Saturday, October 18, 2025

Darwin Climbs a Cathedral

When I started making a video on the platform halfway up the cathedral in Strasbourg (which is the highest point that is open to the public and which can be reached on foot), I wondered how I could possibly tie it in with science. My YouTube channel, after all, is about science. I cannot simply post nice tourist videos showing the cathedral spire and the roofs of new and old Strasbourg.

But it didn’t take me long to come up with a science angle for the video. When they started building the cathedral in 1015, no one knew how old or big the world, or certainly the universe, was. People, especially the laborers who built the cathedral, lived in a cloak of darkness. Any question that could not be answered by the church was not worth asking. Scholars knew the world was not flat, but it might as well have been.

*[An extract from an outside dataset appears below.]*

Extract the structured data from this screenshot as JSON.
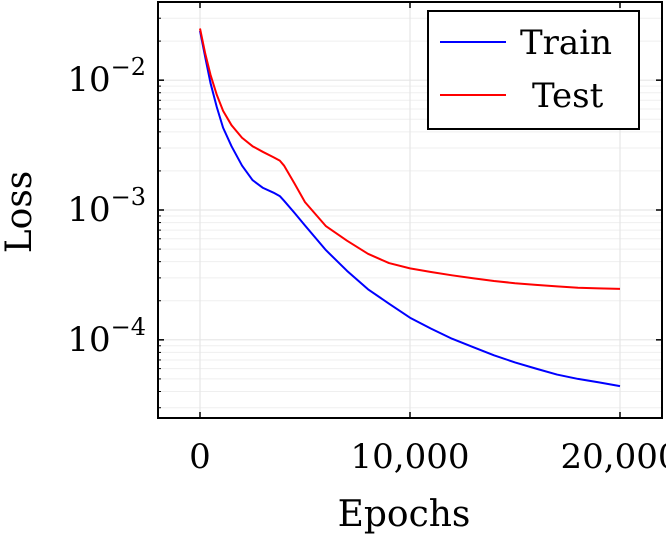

The builders kept adding to the height of the cathedral, and it reached its current height in 1439. This was before Copernicus was born. For over a century afterwards, people believed the sun, moon, and stars orbited around the Earth which was the center of God’s attention. From 1647 to 1874, the cathedral in Strasbourg was the tallest structure in the world. It is still the tallest building that was constructed entirely in the Middle Ages.

When Copernicus died, the idea that the Sun, not the Earth, was the center of the solar system was still heresy. But within a century, all of that changed. By the time the current Horlogue Astronomique (astronomical clock) was installed on the ground floor of the cathedral in 1843, everyone knew the planets orbited around the sun and that Copernicus was right. The giant clock even had the planets that were known at the time moving around the sun, and even had a portrait of Copernicus, the man the church would have killed in 1543 except that he was already dead. Today the Catholic Church celebrates the Copernican view of the universe. The Vatican even has an observatory and an official astronomer.

 


But by the time the cathedral had already reached its full height, the church and world were still in scientific darkness.

Another thing you can tell by looking at the roofs of Strasbourg from the cathedral is that Strasbourg has existed for a long time, at least since Roman times, when it was called Argentoratum (city of silver). Everyone is aware of the ancient legacy of Europe, Asia, and even Africa and Central and South America. But North America also had an ancient legacy of civilization. As I explain in my recent book Forgotten Landscapes, the big cities of North America (such as Cahokia and Spiro) have been forgotten by nearly everyone. Cahokia is now just some mounds of dirt, and Spiro not even that. The historical legacy of my Native American ancestors has been effaced from the surface of the planet.